Liao Qun, chief economist at China CITIC Bank International said while it will take a while to see the results of the investigation and the impact it might have on U.S.-bound Chinese exports, he thinks the push could eventually fail.

“This (the use of Section 301) is something that is controversial, even in the United States, and the Trump administration is facing many challenges,” Liao said. “Many of his policies have been blocked or overturned.”

Liao added that if the United States does take action, it is likely to trigger a trade war.

But that is something that began a long time ago, some analysts argue.

“There is a trade war going on right now and the Chinese are fighting it and we’re losing. This notion that there is not a trade war (is false), said Robert Atkinson. "There is a trade war and a trade war has been going on essentially since China joined the World Trade Organization.”

Beijing appears to already have taken some steps to limit the potential impact of any action the United States could take.

This year, China’s State Council has twice announced new measures to reduce access restrictions for foreign investments. It's most recent announcement calls for draft road maps and timetables.
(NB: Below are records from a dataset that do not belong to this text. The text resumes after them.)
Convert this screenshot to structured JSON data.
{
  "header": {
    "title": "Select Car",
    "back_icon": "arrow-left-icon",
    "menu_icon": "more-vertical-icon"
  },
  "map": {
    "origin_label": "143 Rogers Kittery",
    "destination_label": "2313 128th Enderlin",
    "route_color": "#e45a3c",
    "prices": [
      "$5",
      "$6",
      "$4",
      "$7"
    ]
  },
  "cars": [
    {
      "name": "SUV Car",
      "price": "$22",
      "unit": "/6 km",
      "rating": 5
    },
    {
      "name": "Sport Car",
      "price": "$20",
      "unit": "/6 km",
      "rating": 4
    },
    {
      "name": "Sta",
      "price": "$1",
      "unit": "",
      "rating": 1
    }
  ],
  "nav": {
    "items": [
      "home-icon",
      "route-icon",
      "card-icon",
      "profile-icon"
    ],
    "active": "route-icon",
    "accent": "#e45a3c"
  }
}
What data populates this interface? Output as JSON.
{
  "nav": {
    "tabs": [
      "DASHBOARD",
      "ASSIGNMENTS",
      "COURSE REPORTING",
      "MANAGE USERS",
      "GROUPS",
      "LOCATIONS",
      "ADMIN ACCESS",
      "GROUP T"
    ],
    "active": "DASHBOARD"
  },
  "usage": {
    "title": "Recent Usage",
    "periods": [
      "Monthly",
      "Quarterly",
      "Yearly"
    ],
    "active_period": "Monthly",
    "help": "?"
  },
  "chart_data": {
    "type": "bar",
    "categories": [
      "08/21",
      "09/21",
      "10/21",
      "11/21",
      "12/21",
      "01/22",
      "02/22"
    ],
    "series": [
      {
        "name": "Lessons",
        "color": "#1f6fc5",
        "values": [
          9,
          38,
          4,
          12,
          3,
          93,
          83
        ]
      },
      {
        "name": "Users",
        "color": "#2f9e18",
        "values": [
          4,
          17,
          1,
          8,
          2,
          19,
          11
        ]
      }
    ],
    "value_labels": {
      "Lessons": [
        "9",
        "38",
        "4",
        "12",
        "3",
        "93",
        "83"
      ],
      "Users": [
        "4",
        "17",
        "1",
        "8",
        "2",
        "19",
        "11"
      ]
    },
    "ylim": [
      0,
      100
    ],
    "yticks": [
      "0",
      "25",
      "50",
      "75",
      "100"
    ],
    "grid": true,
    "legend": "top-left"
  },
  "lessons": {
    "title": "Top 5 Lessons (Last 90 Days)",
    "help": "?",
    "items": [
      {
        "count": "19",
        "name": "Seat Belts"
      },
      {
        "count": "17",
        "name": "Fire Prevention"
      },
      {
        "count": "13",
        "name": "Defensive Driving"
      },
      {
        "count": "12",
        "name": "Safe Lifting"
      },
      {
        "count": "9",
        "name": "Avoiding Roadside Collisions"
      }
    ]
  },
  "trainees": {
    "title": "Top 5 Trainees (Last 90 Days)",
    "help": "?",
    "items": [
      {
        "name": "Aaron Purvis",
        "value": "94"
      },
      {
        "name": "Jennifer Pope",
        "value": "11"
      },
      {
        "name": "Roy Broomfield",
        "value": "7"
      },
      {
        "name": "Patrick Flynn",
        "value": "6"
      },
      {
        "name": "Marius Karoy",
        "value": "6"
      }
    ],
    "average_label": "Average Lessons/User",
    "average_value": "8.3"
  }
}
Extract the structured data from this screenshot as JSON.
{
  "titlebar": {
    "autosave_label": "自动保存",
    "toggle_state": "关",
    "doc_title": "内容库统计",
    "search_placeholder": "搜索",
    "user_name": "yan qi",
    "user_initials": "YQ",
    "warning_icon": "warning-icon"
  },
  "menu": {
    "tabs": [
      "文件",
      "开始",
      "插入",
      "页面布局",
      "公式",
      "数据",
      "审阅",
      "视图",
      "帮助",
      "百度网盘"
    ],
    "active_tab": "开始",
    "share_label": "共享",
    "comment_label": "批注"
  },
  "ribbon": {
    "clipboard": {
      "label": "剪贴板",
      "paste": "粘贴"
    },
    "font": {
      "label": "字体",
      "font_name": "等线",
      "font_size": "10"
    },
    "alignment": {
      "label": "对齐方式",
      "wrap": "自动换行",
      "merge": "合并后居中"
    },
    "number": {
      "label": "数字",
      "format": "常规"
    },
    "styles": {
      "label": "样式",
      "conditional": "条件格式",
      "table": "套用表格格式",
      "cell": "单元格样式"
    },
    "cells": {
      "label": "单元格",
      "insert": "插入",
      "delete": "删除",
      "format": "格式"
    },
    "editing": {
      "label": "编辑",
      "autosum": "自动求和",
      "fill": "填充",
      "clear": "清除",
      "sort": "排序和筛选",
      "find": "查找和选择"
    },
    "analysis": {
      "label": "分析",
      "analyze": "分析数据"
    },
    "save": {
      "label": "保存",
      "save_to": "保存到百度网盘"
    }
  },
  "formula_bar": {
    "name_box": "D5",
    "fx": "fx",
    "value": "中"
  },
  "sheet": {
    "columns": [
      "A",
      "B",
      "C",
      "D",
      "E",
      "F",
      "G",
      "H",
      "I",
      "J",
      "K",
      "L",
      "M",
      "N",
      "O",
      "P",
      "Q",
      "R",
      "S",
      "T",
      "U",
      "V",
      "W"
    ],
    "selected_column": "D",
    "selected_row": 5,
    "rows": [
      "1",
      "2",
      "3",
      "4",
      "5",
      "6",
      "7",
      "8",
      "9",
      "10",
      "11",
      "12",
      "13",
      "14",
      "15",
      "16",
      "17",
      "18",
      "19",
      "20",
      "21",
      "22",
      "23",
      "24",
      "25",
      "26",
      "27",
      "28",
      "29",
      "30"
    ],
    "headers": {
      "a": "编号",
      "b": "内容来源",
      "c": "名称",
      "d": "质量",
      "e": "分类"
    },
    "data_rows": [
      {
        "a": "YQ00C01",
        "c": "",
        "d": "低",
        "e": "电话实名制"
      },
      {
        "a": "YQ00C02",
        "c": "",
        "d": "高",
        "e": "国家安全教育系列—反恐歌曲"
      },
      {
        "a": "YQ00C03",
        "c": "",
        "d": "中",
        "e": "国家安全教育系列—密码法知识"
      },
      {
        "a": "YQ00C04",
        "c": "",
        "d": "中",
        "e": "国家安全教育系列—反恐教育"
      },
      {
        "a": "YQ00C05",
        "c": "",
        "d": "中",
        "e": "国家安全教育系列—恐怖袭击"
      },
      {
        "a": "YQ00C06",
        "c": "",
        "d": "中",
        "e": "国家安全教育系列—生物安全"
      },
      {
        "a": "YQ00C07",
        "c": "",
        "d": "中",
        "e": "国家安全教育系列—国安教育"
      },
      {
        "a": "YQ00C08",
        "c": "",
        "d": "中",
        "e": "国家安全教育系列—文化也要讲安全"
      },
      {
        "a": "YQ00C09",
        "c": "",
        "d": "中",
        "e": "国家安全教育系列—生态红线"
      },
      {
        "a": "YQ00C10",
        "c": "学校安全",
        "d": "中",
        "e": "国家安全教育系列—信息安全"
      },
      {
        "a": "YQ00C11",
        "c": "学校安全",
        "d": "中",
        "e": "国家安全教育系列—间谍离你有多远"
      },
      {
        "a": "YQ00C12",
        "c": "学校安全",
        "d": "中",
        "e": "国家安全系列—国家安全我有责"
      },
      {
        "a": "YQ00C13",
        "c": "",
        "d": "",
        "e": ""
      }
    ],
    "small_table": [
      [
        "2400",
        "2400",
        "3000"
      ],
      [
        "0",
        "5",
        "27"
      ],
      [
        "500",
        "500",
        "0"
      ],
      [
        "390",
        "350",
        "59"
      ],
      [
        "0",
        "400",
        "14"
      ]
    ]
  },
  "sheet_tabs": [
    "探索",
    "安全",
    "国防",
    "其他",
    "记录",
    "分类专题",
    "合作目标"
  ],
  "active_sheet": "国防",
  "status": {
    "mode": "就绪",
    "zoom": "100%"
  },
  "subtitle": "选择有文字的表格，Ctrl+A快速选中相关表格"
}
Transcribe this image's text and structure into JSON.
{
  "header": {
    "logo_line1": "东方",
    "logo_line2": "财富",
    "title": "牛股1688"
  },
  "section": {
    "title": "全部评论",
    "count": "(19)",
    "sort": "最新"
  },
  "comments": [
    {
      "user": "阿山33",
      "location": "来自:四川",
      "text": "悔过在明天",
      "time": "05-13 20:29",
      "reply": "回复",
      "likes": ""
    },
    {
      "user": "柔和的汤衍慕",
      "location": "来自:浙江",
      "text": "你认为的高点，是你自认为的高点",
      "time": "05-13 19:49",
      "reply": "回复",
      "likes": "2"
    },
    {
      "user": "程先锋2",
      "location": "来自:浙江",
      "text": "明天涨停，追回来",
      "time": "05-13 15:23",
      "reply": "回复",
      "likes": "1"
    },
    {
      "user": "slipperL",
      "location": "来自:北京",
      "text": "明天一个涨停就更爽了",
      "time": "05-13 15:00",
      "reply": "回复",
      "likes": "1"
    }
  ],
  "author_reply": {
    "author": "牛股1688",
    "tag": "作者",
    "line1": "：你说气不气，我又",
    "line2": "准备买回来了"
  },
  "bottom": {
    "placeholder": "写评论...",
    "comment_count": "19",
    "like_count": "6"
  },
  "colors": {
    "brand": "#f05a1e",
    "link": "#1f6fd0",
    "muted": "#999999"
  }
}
Recently, China announced new reductions in its list of areas where investment is banned. That list has been getting shorter, but many barriers remain.

FILE - MasterCard and VISA credit cards are seen in this illustrative photograph taken in Hong Kong, Dec. 8, 2010.
FILE - MasterCard and VISA credit cards are seen in this illustrative photograph taken in Hong Kong, Dec. 8, 2010.

China’s recent approval of market access for Visa and Mastercard is one good example of just how difficult the Chinese market is to crack, said Christopher Balding, an associate professor at Peking University’s HSBC Business School.

“As part of the WTO agreement, they (Visa & Mastercard) were supposed to be let into the Chinese market,” he said. “The WTO agreement was in 2000 and they are still trying to get into the Chinese market.”

As for the investigation, a public hearing is scheduled for October and the investigation could take months before any official response is announced.